Je n'ai pu que hocher la tête du début à la fin de ton mail.
Je suis dans une situation trés similaire à Nae-chan ci-dessus, et effectivement, c'est trés frustrant et un peu fatigant à la longue.
Je crois aussi que ce qu'on attend d'une amitié est assez différent au Japon et en France.

tcha a dit…

Hum...l'amitié n'est pas chose facile car comme pas mal de choses précieuses elle se mérite!
Faut il aussi pouvoir avoir le temps de le démontrer!
Mon avis est quelque soit le pays voir la région ou l'on est c'est la même problématique. l'appartenance à un groupe ne fait pas tout. Il rapproche avec des points communs des concordances mais ce n'est pas de l'amitié c'est juste des relations superficielles.
L'amitié se mérite et aussi ce donne comme la confiance. Peux ton le faire plus difficilement au Japon? La culture sociale au Japon ne l'encourage pas mais comme je le pense c'est une question de personne, de ressenti vis à vis de l'autre quelque soit son origine ethnique ou culturelle

Peut être Jana devrais tu avoir plus de recul et moins de rentre dedans lorsque tu rencontres les gens histoire de ne pas trop les brusquer ?

Dr Schweitzer a dit…

Mon amitie je te l'offre. Et plus si affinite...

Fujijana a dit…

Tcha, tu m'as fait rire.
Comment faire peur a des gens que tu n'as jamais rencontre, comment merite une amitie de personne que tu ne connais pas ...hum laisse moi reflechir a tes doux conseils...

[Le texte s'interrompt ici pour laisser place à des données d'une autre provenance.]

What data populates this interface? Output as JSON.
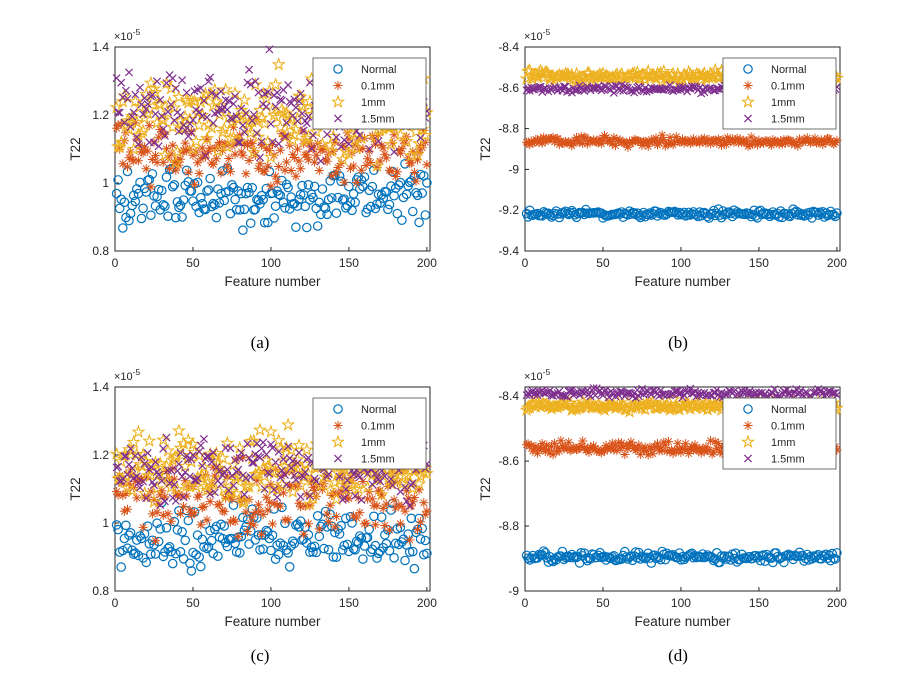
{
  "figure": {
    "background": "#ffffff",
    "axis_color": "#262626",
    "text_color": "#262626",
    "legend_border_color": "#4d4d4d",
    "legend_background": "#ffffff"
  },
  "chart_data": [
    {
      "id": "a",
      "type": "scatter",
      "caption": "(a)",
      "xlabel": "Feature number",
      "ylabel": "T22",
      "exponent": {
        "base": "×10",
        "power": "-5"
      },
      "xlim": [
        0,
        202
      ],
      "ylim": [
        0.8,
        1.4
      ],
      "xticks": [
        {
          "v": 0,
          "label": "0"
        },
        {
          "v": 50,
          "label": "50"
        },
        {
          "v": 100,
          "label": "100"
        },
        {
          "v": 150,
          "label": "150"
        },
        {
          "v": 200,
          "label": "200"
        }
      ],
      "yticks": [
        {
          "v": 0.8,
          "label": "0.8"
        },
        {
          "v": 1.0,
          "label": "1"
        },
        {
          "v": 1.2,
          "label": "1.2"
        },
        {
          "v": 1.4,
          "label": "1.4"
        }
      ],
      "legend_position": "top-right",
      "grid": false,
      "series": [
        {
          "name": "Normal",
          "marker": "circle",
          "color": "#0072BD",
          "n": 200,
          "center": 0.963,
          "spread": 0.105,
          "seed": 101
        },
        {
          "name": "0.1mm",
          "marker": "asterisk",
          "color": "#D95319",
          "n": 200,
          "center": 1.093,
          "spread": 0.1,
          "seed": 102
        },
        {
          "name": "1mm",
          "marker": "pentagram",
          "color": "#EDB120",
          "n": 200,
          "center": 1.198,
          "spread": 0.135,
          "seed": 103
        },
        {
          "name": "1.5mm",
          "marker": "x",
          "color": "#7E2F8E",
          "n": 200,
          "center": 1.222,
          "spread": 0.135,
          "seed": 104
        }
      ]
    },
    {
      "id": "b",
      "type": "scatter",
      "caption": "(b)",
      "xlabel": "Feature number",
      "ylabel": "T22",
      "exponent": {
        "base": "×10",
        "power": "-5"
      },
      "xlim": [
        0,
        202
      ],
      "ylim": [
        -9.4,
        -8.4
      ],
      "xticks": [
        {
          "v": 0,
          "label": "0"
        },
        {
          "v": 50,
          "label": "50"
        },
        {
          "v": 100,
          "label": "100"
        },
        {
          "v": 150,
          "label": "150"
        },
        {
          "v": 200,
          "label": "200"
        }
      ],
      "yticks": [
        {
          "v": -9.4,
          "label": "-9.4"
        },
        {
          "v": -9.2,
          "label": "-9.2"
        },
        {
          "v": -9.0,
          "label": "-9"
        },
        {
          "v": -8.8,
          "label": "-8.8"
        },
        {
          "v": -8.6,
          "label": "-8.6"
        },
        {
          "v": -8.4,
          "label": "-8.4"
        }
      ],
      "legend_position": "top-right",
      "grid": false,
      "series": [
        {
          "name": "Normal",
          "marker": "circle",
          "color": "#0072BD",
          "n": 200,
          "center": -9.218,
          "spread": 0.022,
          "seed": 201
        },
        {
          "name": "0.1mm",
          "marker": "asterisk",
          "color": "#D95319",
          "n": 200,
          "center": -8.863,
          "spread": 0.028,
          "seed": 202
        },
        {
          "name": "1mm",
          "marker": "pentagram",
          "color": "#EDB120",
          "n": 200,
          "center": -8.545,
          "spread": 0.028,
          "seed": 203
        },
        {
          "name": "1.5mm",
          "marker": "x",
          "color": "#7E2F8E",
          "n": 200,
          "center": -8.606,
          "spread": 0.022,
          "seed": 204
        }
      ]
    },
    {
      "id": "c",
      "type": "scatter",
      "caption": "(c)",
      "xlabel": "Feature number",
      "ylabel": "T22",
      "exponent": {
        "base": "×10",
        "power": "-5"
      },
      "xlim": [
        0,
        202
      ],
      "ylim": [
        0.8,
        1.4
      ],
      "xticks": [
        {
          "v": 0,
          "label": "0"
        },
        {
          "v": 50,
          "label": "50"
        },
        {
          "v": 100,
          "label": "100"
        },
        {
          "v": 150,
          "label": "150"
        },
        {
          "v": 200,
          "label": "200"
        }
      ],
      "yticks": [
        {
          "v": 0.8,
          "label": "0.8"
        },
        {
          "v": 1.0,
          "label": "1"
        },
        {
          "v": 1.2,
          "label": "1.2"
        },
        {
          "v": 1.4,
          "label": "1.4"
        }
      ],
      "legend_position": "top-right",
      "grid": false,
      "series": [
        {
          "name": "Normal",
          "marker": "circle",
          "color": "#0072BD",
          "n": 200,
          "center": 0.955,
          "spread": 0.102,
          "seed": 301
        },
        {
          "name": "0.1mm",
          "marker": "asterisk",
          "color": "#D95319",
          "n": 200,
          "center": 1.078,
          "spread": 0.122,
          "seed": 302
        },
        {
          "name": "1mm",
          "marker": "pentagram",
          "color": "#EDB120",
          "n": 200,
          "center": 1.155,
          "spread": 0.115,
          "seed": 303
        },
        {
          "name": "1.5mm",
          "marker": "x",
          "color": "#7E2F8E",
          "n": 200,
          "center": 1.158,
          "spread": 0.115,
          "seed": 304
        }
      ]
    },
    {
      "id": "d",
      "type": "scatter",
      "caption": "(d)",
      "xlabel": "Feature number",
      "ylabel": "T22",
      "exponent": {
        "base": "×10",
        "power": "-5"
      },
      "xlim": [
        0,
        202
      ],
      "ylim": [
        -9.0,
        -8.372
      ],
      "xticks": [
        {
          "v": 0,
          "label": "0"
        },
        {
          "v": 50,
          "label": "50"
        },
        {
          "v": 100,
          "label": "100"
        },
        {
          "v": 150,
          "label": "150"
        },
        {
          "v": 200,
          "label": "200"
        }
      ],
      "yticks": [
        {
          "v": -9.0,
          "label": "-9"
        },
        {
          "v": -8.8,
          "label": "-8.8"
        },
        {
          "v": -8.6,
          "label": "-8.6"
        },
        {
          "v": -8.4,
          "label": "-8.4"
        }
      ],
      "legend_position": "top-right",
      "grid": false,
      "series": [
        {
          "name": "Normal",
          "marker": "circle",
          "color": "#0072BD",
          "n": 200,
          "center": -8.896,
          "spread": 0.018,
          "seed": 401
        },
        {
          "name": "0.1mm",
          "marker": "asterisk",
          "color": "#D95319",
          "n": 200,
          "center": -8.56,
          "spread": 0.026,
          "seed": 402
        },
        {
          "name": "1mm",
          "marker": "pentagram",
          "color": "#EDB120",
          "n": 200,
          "center": -8.43,
          "spread": 0.017,
          "seed": 403
        },
        {
          "name": "1.5mm",
          "marker": "x",
          "color": "#7E2F8E",
          "n": 200,
          "center": -8.392,
          "spread": 0.016,
          "seed": 404
        }
      ]
    }
  ]
}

Marie comme tu dis, en France on se melange, pas au Japon, un groupe/club restera ferme et ne s'ouvrira pas aux autres. Alors si tu ne fais partie d'aucun de ces groupes, pas sur que tes amis t'y presentent. Alors comme je disais, a part prendre beaucoup de son temps et trouver un club qui nous plait, y a pas ou peu de solution.

Bon, j'ai un contact danse la, a suivre.

Dr. va falloir se calmer la.

Nae-chan a dit…

Jana les mamans j'ai essaye, mais rien a faire, elles se connaissent deja , elles parlent que Japonais et aucune envie d'essayer de discuter avec moi.
J'ai essaye pendant un an, maintenant, j'ai lache l'affaire et d'ailleurs maintenant que l'ancienne classe de Sumire a ete repartie sur 2 classes, celles qui ont plus leur enfant avec la mienne, me regarde meme plus.
o________0, je suis plus ds leur groupe/classe, j'existe plus.

Ca m'a grave choque,mais tant pis.

Je suis un cas desesperee, vais rester avec la team de eisa, au moins on me parle et on se bourre la gueule a l'awamori, vive Okinawa.